I’m writing a hobby OS, and I’ve run into a lot of bugs that required me to understand how functions call each other in x86. I have to call C functions from assembly, call assembly functions from C, and bypass function calls entirely when entering or exiting interrupt handlers.

I decided to put in some work and make a cheat sheet to help me remember how all this works. I found a really handy website called Compiler Explorer that lets you look at the assembly of any C code in your browser. I used it to make this quick reference:

x86 calling convention quick reference

But one part of the calling convention I had a hard time visualizing was how the stack changes as the code executes.

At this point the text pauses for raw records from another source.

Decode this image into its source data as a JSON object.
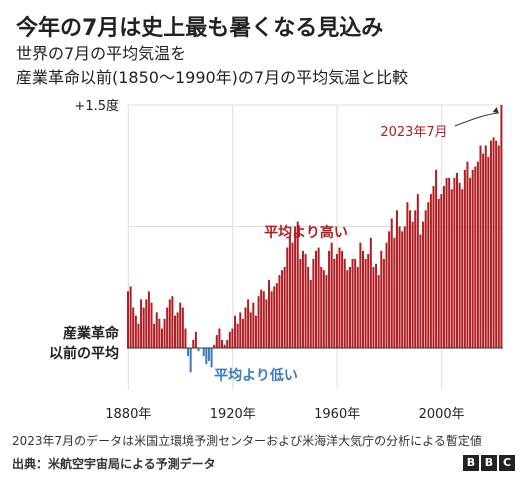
{
  "header": {
    "title": "今年の7月は史上最も暑くなる見込み",
    "subtitle_line1": "世界の7月の平均気温を",
    "subtitle_line2": "産業革命以前(1850〜1990年)の7月の平均気温と比較"
  },
  "footer": {
    "note": "2023年7月のデータは米国立環境予測センターおよび米海洋大気庁の分析による暫定値",
    "source": "出典：米航空宇宙局による予測データ",
    "logo_letters": [
      "B",
      "B",
      "C"
    ]
  },
  "colors": {
    "above": "#b01e23",
    "below": "#3a7bbf",
    "text": "#222222",
    "grid": "#dddddd"
  },
  "chart_data": {
    "type": "bar",
    "xlim": [
      1880,
      2023
    ],
    "ylim": [
      -0.35,
      1.5
    ],
    "x_ticks": [
      1880,
      1920,
      1960,
      2000
    ],
    "x_tick_labels": [
      "1880年",
      "1920年",
      "1960年",
      "2000年"
    ],
    "y_top_label": "+1.5度",
    "baseline_label_line1": "産業革命",
    "baseline_label_line2": "以前の平均",
    "annotation_above": "平均より高い",
    "annotation_below": "平均より低い",
    "highlight_label": "2023年7月",
    "highlight_year": 2023,
    "grid": true,
    "series": [
      {
        "x": [
          1880,
          1881,
          1882,
          1883,
          1884,
          1885,
          1886,
          1887,
          1888,
          1889,
          1890,
          1891,
          1892,
          1893,
          1894,
          1895,
          1896,
          1897,
          1898,
          1899,
          1900,
          1901,
          1902,
          1903,
          1904,
          1905,
          1906,
          1907,
          1908,
          1909,
          1910,
          1911,
          1912,
          1913,
          1914,
          1915,
          1916,
          1917,
          1918,
          1919,
          1920,
          1921,
          1922,
          1923,
          1924,
          1925,
          1926,
          1927,
          1928,
          1929,
          1930,
          1931,
          1932,
          1933,
          1934,
          1935,
          1936,
          1937,
          1938,
          1939,
          1940,
          1941,
          1942,
          1943,
          1944,
          1945,
          1946,
          1947,
          1948,
          1949,
          1950,
          1951,
          1952,
          1953,
          1954,
          1955,
          1956,
          1957,
          1958,
          1959,
          1960,
          1961,
          1962,
          1963,
          1964,
          1965,
          1966,
          1967,
          1968,
          1969,
          1970,
          1971,
          1972,
          1973,
          1974,
          1975,
          1976,
          1977,
          1978,
          1979,
          1980,
          1981,
          1982,
          1983,
          1984,
          1985,
          1986,
          1987,
          1988,
          1989,
          1990,
          1991,
          1992,
          1993,
          1994,
          1995,
          1996,
          1997,
          1998,
          1999,
          2000,
          2001,
          2002,
          2003,
          2004,
          2005,
          2006,
          2007,
          2008,
          2009,
          2010,
          2011,
          2012,
          2013,
          2014,
          2015,
          2016,
          2017,
          2018,
          2019,
          2020,
          2021,
          2022,
          2023
        ],
        "values": [
          0.35,
          0.38,
          0.25,
          0.2,
          0.15,
          0.3,
          0.25,
          0.3,
          0.35,
          0.28,
          0.15,
          0.22,
          0.18,
          0.12,
          0.18,
          0.25,
          0.3,
          0.32,
          0.2,
          0.22,
          0.28,
          0.25,
          0.12,
          -0.05,
          -0.15,
          0.05,
          0.1,
          -0.02,
          0.0,
          -0.05,
          -0.1,
          -0.08,
          -0.12,
          0.02,
          0.08,
          0.12,
          0.05,
          0.02,
          0.05,
          0.1,
          0.12,
          0.2,
          0.15,
          0.22,
          0.18,
          0.25,
          0.3,
          0.22,
          0.28,
          0.2,
          0.32,
          0.36,
          0.35,
          0.3,
          0.42,
          0.35,
          0.38,
          0.4,
          0.45,
          0.48,
          0.5,
          0.62,
          0.7,
          0.65,
          0.75,
          0.78,
          0.55,
          0.6,
          0.58,
          0.5,
          0.42,
          0.55,
          0.6,
          0.62,
          0.5,
          0.48,
          0.45,
          0.6,
          0.65,
          0.55,
          0.58,
          0.62,
          0.6,
          0.55,
          0.48,
          0.5,
          0.55,
          0.55,
          0.5,
          0.65,
          0.6,
          0.55,
          0.58,
          0.68,
          0.5,
          0.52,
          0.45,
          0.6,
          0.55,
          0.65,
          0.72,
          0.8,
          0.68,
          0.85,
          0.75,
          0.72,
          0.75,
          0.9,
          0.85,
          0.78,
          0.85,
          0.95,
          0.7,
          0.78,
          0.85,
          0.9,
          0.95,
          1.0,
          1.1,
          0.92,
          0.95,
          1.0,
          1.05,
          1.05,
          0.98,
          1.05,
          1.08,
          1.02,
          0.98,
          1.1,
          1.15,
          1.05,
          1.1,
          1.12,
          1.15,
          1.25,
          1.2,
          1.25,
          1.18,
          1.28,
          1.3,
          1.28,
          1.25,
          1.5
        ]
      }
    ]
  }
}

So I put in some time and made an animation that walks though the code step by step and updates the stack:

Animation visualizing the stack during a function call

Step-by-Step

I’ll walk through the steps now, but it makes the most sense when you watch the visualization as well.

Assume you have one function foo() that calls another function bar():

int bar(int arg1, int arg2, int arg3) {
  return arg1;
}
int foo() {
  int local_var = bar(1, 2, 3);
  local_var += 5;
  return local_var;
}

1. The first thing foo() does (and the first thing every function does) is push the base pointer onto the stack, then save the stack pointer into the base pointer. The base pointer points to the beginning of the stack frame. Just after it are the local variables of the current function. Just before is the return address.
2. foo() grows the stack to make room for local variables.
3. foo() saves arguments to bar() in registers. (If the arguments were too big to fit into register, it would have pushed them onto the stack instead.
4. foo() calls bar(). This pushes the return address onto the stack and jumps to the first instruction of bar().
5. Just like foo(), the first thing bar() does is push the base pointer onto the stack and save the stack pointer into the base pointer. (This chain of pointers is also how stack traces work).
6. bar() moves its arguments from registers onto the stack.
7. bar() saves the return value into the eax register.
8. The leave instruction copies the base pointer into the stack pointer, then pops the saved base pointer back into ebp.
9. The ret instruction pops the return address off the stack and jumps to it.
10. Back in foo(), the return value moves from the eax register into the area on the stack reserved for local variables. foo() finishes out its last instructions, then follows the same procedures as bar() to return to its own caller.